Part Two extends this analysis into the mid-nineteenth century, particularly linking its role to mass protests and the emergence of print culture during the Regency period. Chapter 3 shows how descriptions of crowd actions in political journalism between 1816-17 divided between the respectable press, which viewed crowds as dangerously instinctual and mindless, and the cheap radical press of Hone, Cobbett, and Carlile, which celebrated sympathetic communication as 'principled and progressive' (125), using its associated language to address its readership as a collective. Hazlitt, however, sits uncomfortably in between, closer to Godwin and Wollstonecraft than Cobbett. While the response to the Spa Fields riots largely elicited a language of pathology rather than feeling, after Peterloo, Fairclough identifies an upsurge in the language of sympathy in radical journalism that encourages identification and participation in its readers. Radicals promoted the unruly energy of the crowd as a fundamental element of democratic 'public virtue' (158) which allows the nation to be recognised as a collective body unified by sympathy.
In the wide-ranging final chapter, Fairclough outlines sympathy's centrality to notions of a 'cohesive patriotic spirit' (167) after Waterloo. Examining shifts in the moral philosophy of Dugald Stewart, David Wilkie's celebrated loyal painting Chelsea Pensioners Reading the Gazette on the Battle of Waterloo (1822) and the representation of mail coaches in essays by Hazlitt and De Quincey, she shows how each tries to shift collective sympathy away from its association with disorder. In different ways and with different political implications, each aligns sympathy with the operation of the press as an agent of new notions of nationhood, but even De Quincey's patriotic account of the English mail-coach is haunted by the potential of an alternative, revolutionary form of sympathy.

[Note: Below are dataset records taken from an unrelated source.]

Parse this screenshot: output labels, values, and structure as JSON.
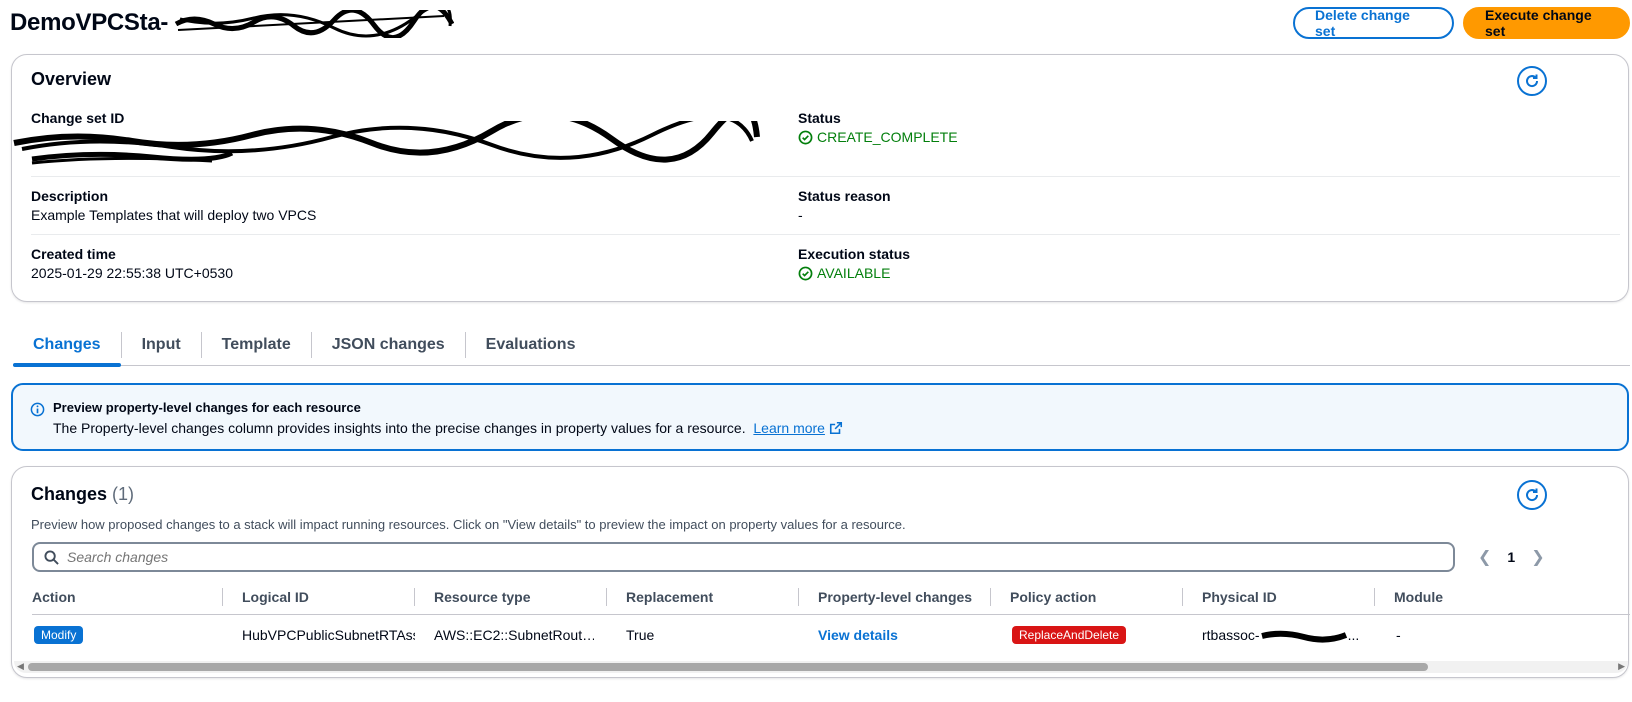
{
  "header": {
    "title": "DemoVPCSta-",
    "delete_label": "Delete change set",
    "execute_label": "Execute change set"
  },
  "overview": {
    "title": "Overview",
    "change_set_id_label": "Change set ID",
    "status_label": "Status",
    "status_value": "CREATE_COMPLETE",
    "description_label": "Description",
    "description_value": "Example Templates that will deploy two VPCS",
    "status_reason_label": "Status reason",
    "status_reason_value": "-",
    "created_time_label": "Created time",
    "created_time_value": "2025-01-29 22:55:38 UTC+0530",
    "execution_status_label": "Execution status",
    "execution_status_value": "AVAILABLE"
  },
  "tabs": [
    {
      "label": "Changes",
      "active": true
    },
    {
      "label": "Input"
    },
    {
      "label": "Template"
    },
    {
      "label": "JSON changes"
    },
    {
      "label": "Evaluations"
    }
  ],
  "alert": {
    "title": "Preview property-level changes for each resource",
    "body": "The Property-level changes column provides insights into the precise changes in property values for a resource.",
    "link": "Learn more"
  },
  "changes": {
    "title": "Changes",
    "count": "(1)",
    "description": "Preview how proposed changes to a stack will impact running resources. Click on \"View details\" to preview the impact on property values for a resource.",
    "search_placeholder": "Search changes",
    "page": "1",
    "columns": [
      "Action",
      "Logical ID",
      "Resource type",
      "Replacement",
      "Property-level changes",
      "Policy action",
      "Physical ID",
      "Module"
    ],
    "row": {
      "action": "Modify",
      "logical_id": "HubVPCPublicSubnetRTAssc",
      "resource_type": "AWS::EC2::SubnetRout…",
      "replacement": "True",
      "property_changes": "View details",
      "policy_action": "ReplaceAndDelete",
      "physical_id": "rtbassoc-",
      "physical_id_suffix": "...",
      "module": "-"
    }
  },
  "colors": {
    "accent": "#0972d3",
    "primary_button": "#ff9900",
    "success": "#037f0c",
    "danger_badge": "#d91515",
    "info_bg": "#f2f8fd"
  }
}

Inevitably for a book of this ambition and scope there are some gaps. The fascinating point that Williams's later representations of sympathy 'exhibit a loss of confidence in […] unregulated communication' (81) is left tantalisingly unelaborated. The account of the waning of sympathy in the mid-nineteenth century in the light of medical progress is also necessarily truncated. With some valuable exceptions, the discussion tends not to descend to individual experiences within crowds, and the genuinely frightening actions of mobs in the period merit more consideration. Nevertheless, this is an impressively comprehensive and persuasive monograph, which challenges received accounts of sympathy and opens up complex new ways of thinking about the Romantic period.